Say I have a two programs named blah and ret. I want to debug blah program which receives input from ret program via I/O redirection. How do I debug the blah program in the following case using gdb?

bash> ret | blah 

2 Answers 2


At first, you may run the program and debug it by pid. This solution, of course, doesn't cover all cases.

Another approach is to use Linux capabilities for inter-process communication. In short, you redirect the output of ret to a FIFO special file ("named pipe") and then read from that FIFO via debugger. Here's how it's done. From bash, run:

mkfifo foo

This creates a special file in your directory that will serve as a named pipe. When you write text to this file (using the same syntax echo "Hello" >foo), the writing program will block until someone reads the data from the file (cat <foo, for instance). In our case, a gdb-controlled process will read from this file.

After you created a fifo, run from bash:

ret > foo &   # ampersand because it may block as nobody is reading from foo
gdb blah

Then, in gdb prompt, run

run <foo

And get the desired effect.
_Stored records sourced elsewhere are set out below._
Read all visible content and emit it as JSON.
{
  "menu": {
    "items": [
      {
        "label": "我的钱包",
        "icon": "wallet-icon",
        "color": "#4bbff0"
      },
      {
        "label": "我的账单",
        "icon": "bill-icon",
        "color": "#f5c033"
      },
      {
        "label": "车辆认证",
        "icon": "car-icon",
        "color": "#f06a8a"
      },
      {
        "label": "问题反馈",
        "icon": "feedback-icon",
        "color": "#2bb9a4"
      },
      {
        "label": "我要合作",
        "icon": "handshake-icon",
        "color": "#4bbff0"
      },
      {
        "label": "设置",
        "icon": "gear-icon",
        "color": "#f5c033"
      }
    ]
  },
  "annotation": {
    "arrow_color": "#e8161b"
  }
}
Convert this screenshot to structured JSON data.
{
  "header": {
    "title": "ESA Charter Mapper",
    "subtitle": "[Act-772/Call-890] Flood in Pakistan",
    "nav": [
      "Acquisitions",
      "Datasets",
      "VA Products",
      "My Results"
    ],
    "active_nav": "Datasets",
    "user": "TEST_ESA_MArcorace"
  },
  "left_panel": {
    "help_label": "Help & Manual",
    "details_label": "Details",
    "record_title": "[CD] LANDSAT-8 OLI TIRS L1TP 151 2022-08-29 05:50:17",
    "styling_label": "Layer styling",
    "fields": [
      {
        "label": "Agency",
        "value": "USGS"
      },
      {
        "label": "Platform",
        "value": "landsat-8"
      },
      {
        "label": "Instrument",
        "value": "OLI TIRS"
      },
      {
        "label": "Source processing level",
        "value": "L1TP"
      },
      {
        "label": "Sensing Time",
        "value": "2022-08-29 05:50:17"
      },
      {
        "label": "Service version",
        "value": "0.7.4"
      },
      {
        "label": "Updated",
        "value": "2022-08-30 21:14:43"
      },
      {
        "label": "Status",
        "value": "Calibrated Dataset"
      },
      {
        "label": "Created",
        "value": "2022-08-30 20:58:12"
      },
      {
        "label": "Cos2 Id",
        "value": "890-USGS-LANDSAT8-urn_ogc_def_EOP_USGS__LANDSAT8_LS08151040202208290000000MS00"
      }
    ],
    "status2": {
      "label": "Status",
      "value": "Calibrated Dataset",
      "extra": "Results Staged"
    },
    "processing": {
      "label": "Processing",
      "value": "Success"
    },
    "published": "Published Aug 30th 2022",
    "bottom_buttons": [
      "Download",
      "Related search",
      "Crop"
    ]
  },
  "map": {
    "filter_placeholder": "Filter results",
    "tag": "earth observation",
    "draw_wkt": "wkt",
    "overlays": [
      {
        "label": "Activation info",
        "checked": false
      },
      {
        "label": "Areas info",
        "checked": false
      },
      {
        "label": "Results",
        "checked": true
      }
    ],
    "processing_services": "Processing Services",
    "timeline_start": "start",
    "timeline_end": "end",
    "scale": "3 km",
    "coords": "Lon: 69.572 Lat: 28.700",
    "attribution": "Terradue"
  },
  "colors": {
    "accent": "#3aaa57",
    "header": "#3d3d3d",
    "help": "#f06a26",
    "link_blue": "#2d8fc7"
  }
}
Note that you can't read the data from the fifo (as well as from a usual pipe) twice: when you've read all the data, the blah process dies and you should repeat the command writing to foo (you may do it from the other shell window).

When you're done, remove the fifo with rm foo (or place it into the directory where it will automatically be removed upon system restart, such as /tmp).

  • 1
    If you can afford the disk space you could also just pipe it into a regular file foo, instead of a FIFO foo (saves you one command :).
    – Frank
    Apr 20, 2010 at 17:54
  • 10
    Regular files and FIFOs/pipes have different semantics for read(). If you reach EOF in a regular file, read() returns with maybe less bytes read than specified. If you read from a FIFO/pipe, read() blocks until the specified number of bytes arrives, or the process writing to the pipe has exited.
    – SzG
    Sep 27, 2012 at 9:38

GDB's run command uses bash to perform redirection. A simple way to achieve the equivalent of ret | blah is to use bash's process substitution feature.

$ gdb blah
(gdb) run < <(ret)

Explanation: bash substitutes <(ret) with something like /dev/fd/123, which is a file descriptor of the stdout of ret. We can use that fd similarly to a named FIFO as described in the other answer, except that we don't have to manually create it ourselves, nor worry about the lifetime of the ret process.